Okay, so today I’m gonna walk you through my little project: “giron prediction.” It’s nothing fancy, just me messing around with some data and trying to predict stuff.

First things first, I grabbed the data. Found a dataset online, some CSV file, can’t remember exactly where, but it had all the info I needed. I think it was from Kaggle. Then, I fired up my Jupyter Notebook. Gotta love those notebooks, right?
Next, I imported all the usual suspects: pandas, numpy, scikit-learn. You know, the gang. Loaded the CSV into a pandas DataFrame. Always gotta check the head and tail, make sure everything looks okay. No weird characters or missing values in the first few rows.
Then comes the fun part: cleaning the data. There were some missing values, so I filled them with the mean or median, depending on the column. Also had to convert some categorical features into numerical ones. One-hot encoding to the rescue! Manually dropped some columns that I figured wouldn’t be useful for the prediction. Like IDs or something.
After cleaning, I split the data into training and testing sets. 80/20 split, standard stuff. Then, I tried a few different models. Started with Linear Regression, because why not? Then moved on to Random Forest, because everyone loves Random Forest. Also gave XGBoost a shot, because I heard it’s good. Nothing too fancy, just the default parameters for now.
To train these models, I used the fit()
function. Simple enough. For each model, I calculated the predictions on the test set, and then calculated some metrics, like Mean Squared Error and R-squared. Just to see how well they performed. I will say it was looking pretty okay-ish.
After the basic models, I decided to get a little fancier. Tried some hyperparameter tuning using GridSearchCV. Defined a grid of parameters to try for each model, and let GridSearchCV do its thing. Took a while to run, but it was worth it. The models definitely improved after tuning.
Once I had my best model, I saved it to a file using pickle. Just in case I wanted to use it later without having to retrain it. Then, I wrote a small script to load the model and make predictions on new data. Really simple input with prints, just enough to prove it works.
And that’s pretty much it! “giron prediction” in a nutshell. It’s not perfect, and there’s definitely room for improvement, but it was a fun little project to work on. I learned a lot, and that’s what matters.

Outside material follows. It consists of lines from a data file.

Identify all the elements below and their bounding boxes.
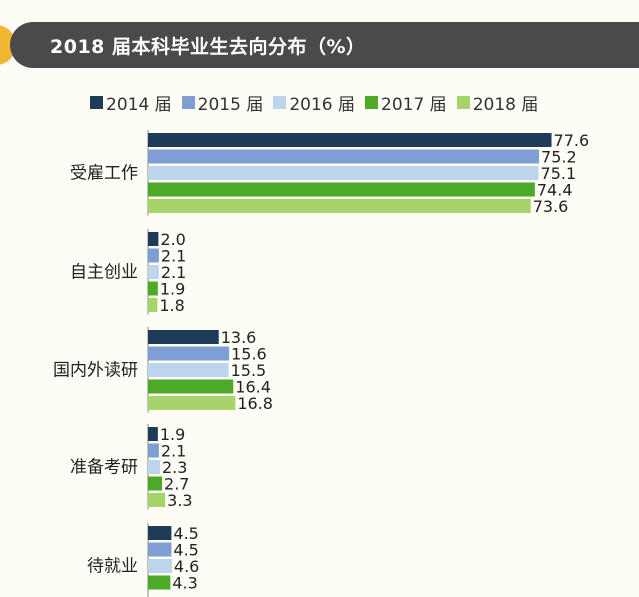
- bar: [148, 526, 172, 540]
- bar: [148, 166, 539, 180]
- bar: [148, 363, 229, 377]
- legend-swatch: [365, 96, 379, 109]
- data-label: 16.8: [237, 394, 273, 413]
- data-label: 2.1: [161, 442, 186, 461]
- bar: [148, 248, 159, 263]
- bar: [148, 149, 540, 164]
- category-label: 受雇工作: [70, 163, 138, 183]
- data-label: 3.3: [167, 491, 192, 510]
- bar: [148, 182, 535, 197]
- bar: [148, 281, 158, 296]
- bar: [148, 476, 163, 491]
- data-label: 1.8: [159, 296, 184, 315]
- data-label: 4.3: [172, 574, 197, 593]
- bar: [148, 232, 159, 246]
- data-label: 1.9: [160, 425, 185, 444]
- data-label: 4.5: [173, 541, 198, 560]
- bar: [148, 265, 159, 279]
- bar: [148, 330, 219, 344]
- data-label: 2.1: [161, 263, 186, 282]
- bar: [148, 298, 158, 312]
- data-label: 15.6: [231, 345, 267, 364]
- legend-item-0: 2014 届: [90, 90, 172, 115]
- legend-item-4: 2018 届: [456, 90, 539, 115]
- data-label: 13.6: [221, 328, 257, 347]
- legend-label: 2015 届: [197, 95, 264, 115]
- bar: [148, 396, 236, 410]
- chart-legend: 2014 届 2015 届 2016 届 2017 届 2018 届: [90, 90, 538, 115]
- data-label: 2.0: [160, 230, 185, 249]
- category-label: 准备考研: [70, 457, 138, 477]
- bar: [148, 559, 172, 573]
- chart-header: 2018 届本科毕业生去向分布（%）: [0, 22, 639, 68]
- data-label: 4.5: [173, 524, 198, 543]
- data-label: 1.9: [160, 280, 185, 299]
- legend-swatch: [273, 96, 287, 109]
- legend-swatch: [456, 96, 470, 109]
- data-label: 2.1: [161, 247, 186, 266]
- legend-swatch: [181, 96, 195, 109]
- legend-label: 2017 届: [381, 95, 447, 115]
- legend-item-1: 2015 届: [181, 90, 264, 115]
- data-label: 77.6: [554, 131, 590, 150]
- bar: [148, 346, 230, 361]
- header-bar: [10, 22, 639, 68]
- data-label: 15.5: [231, 361, 267, 380]
- legend-swatch: [90, 96, 103, 109]
- bar: [148, 493, 166, 507]
- data-label: 4.6: [174, 557, 199, 576]
- bar: [148, 542, 172, 557]
- legend-label: 2018 届: [472, 95, 539, 115]
- bar: [148, 443, 159, 458]
- chart-title: 2018 届本科毕业生去向分布（%）: [50, 36, 366, 58]
- bar: [148, 575, 171, 590]
- data-label: 75.1: [541, 164, 577, 183]
- data-label: 2.3: [162, 458, 187, 477]
- bar: [148, 199, 531, 213]
- data-label: 74.4: [537, 181, 573, 200]
- bar: [148, 133, 552, 147]
- category-label: 国内外读研: [53, 360, 138, 380]
- data-label: 75.2: [541, 148, 577, 167]
- data-label: 16.4: [235, 378, 271, 397]
- legend-item-3: 2017 届: [365, 90, 447, 115]
- bar: [148, 427, 158, 441]
- data-label: 2.7: [164, 475, 189, 494]
- data-label: 73.6: [533, 197, 569, 216]
- legend-label: 2014 届: [106, 95, 172, 115]
- bar: [148, 460, 160, 474]
- bar: [148, 379, 234, 394]
- legend-label: 2016 届: [289, 95, 356, 115]
- category-label: 自主创业: [70, 262, 138, 282]
- legend-item-2: 2016 届: [273, 90, 355, 115]
- category-label: 待就业: [87, 556, 138, 576]
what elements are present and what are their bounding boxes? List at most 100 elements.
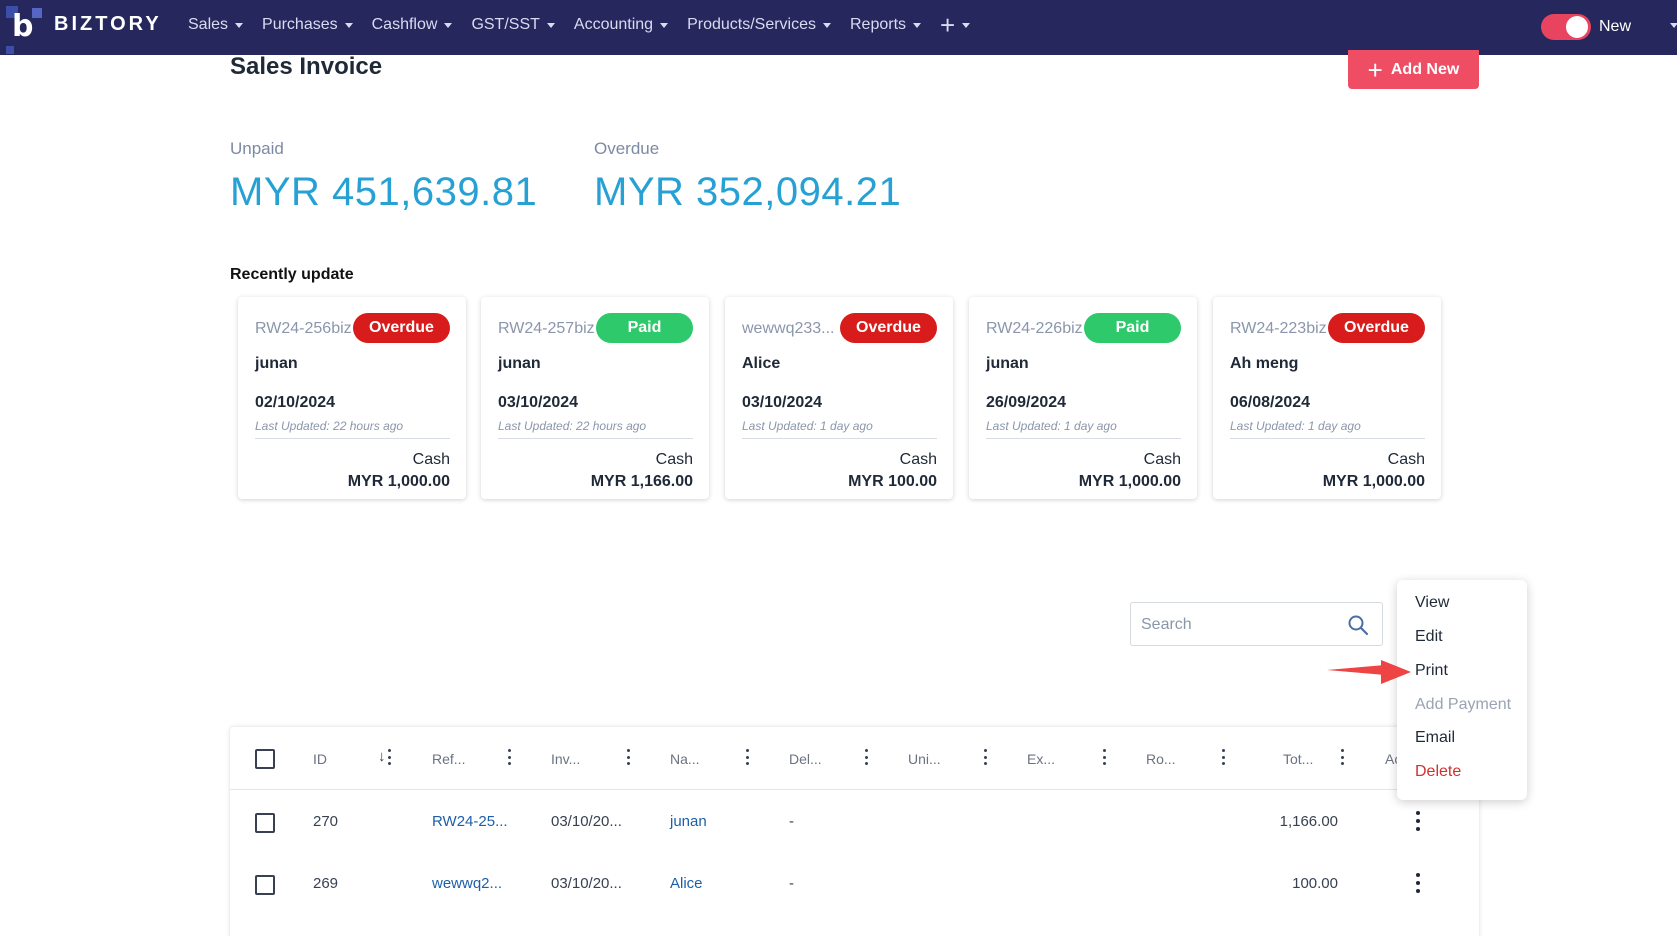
column-menu-icon[interactable] [1340,749,1344,765]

- Data Collection: I started by gathering the necessary data.
- Data Cleaning: I handled missing values and converted categorical features.
- Model Training: I experimented with Linear Regression, Random Forest, and XGBoost.
- Hyperparameter Tuning: I used GridSearchCV to optimize model parameters.
- Model Deployment: I saved the best model and created a script for making predictions.
Would love to explore something else next! Maybe a more complicated problem, or maybe try out a different type of model.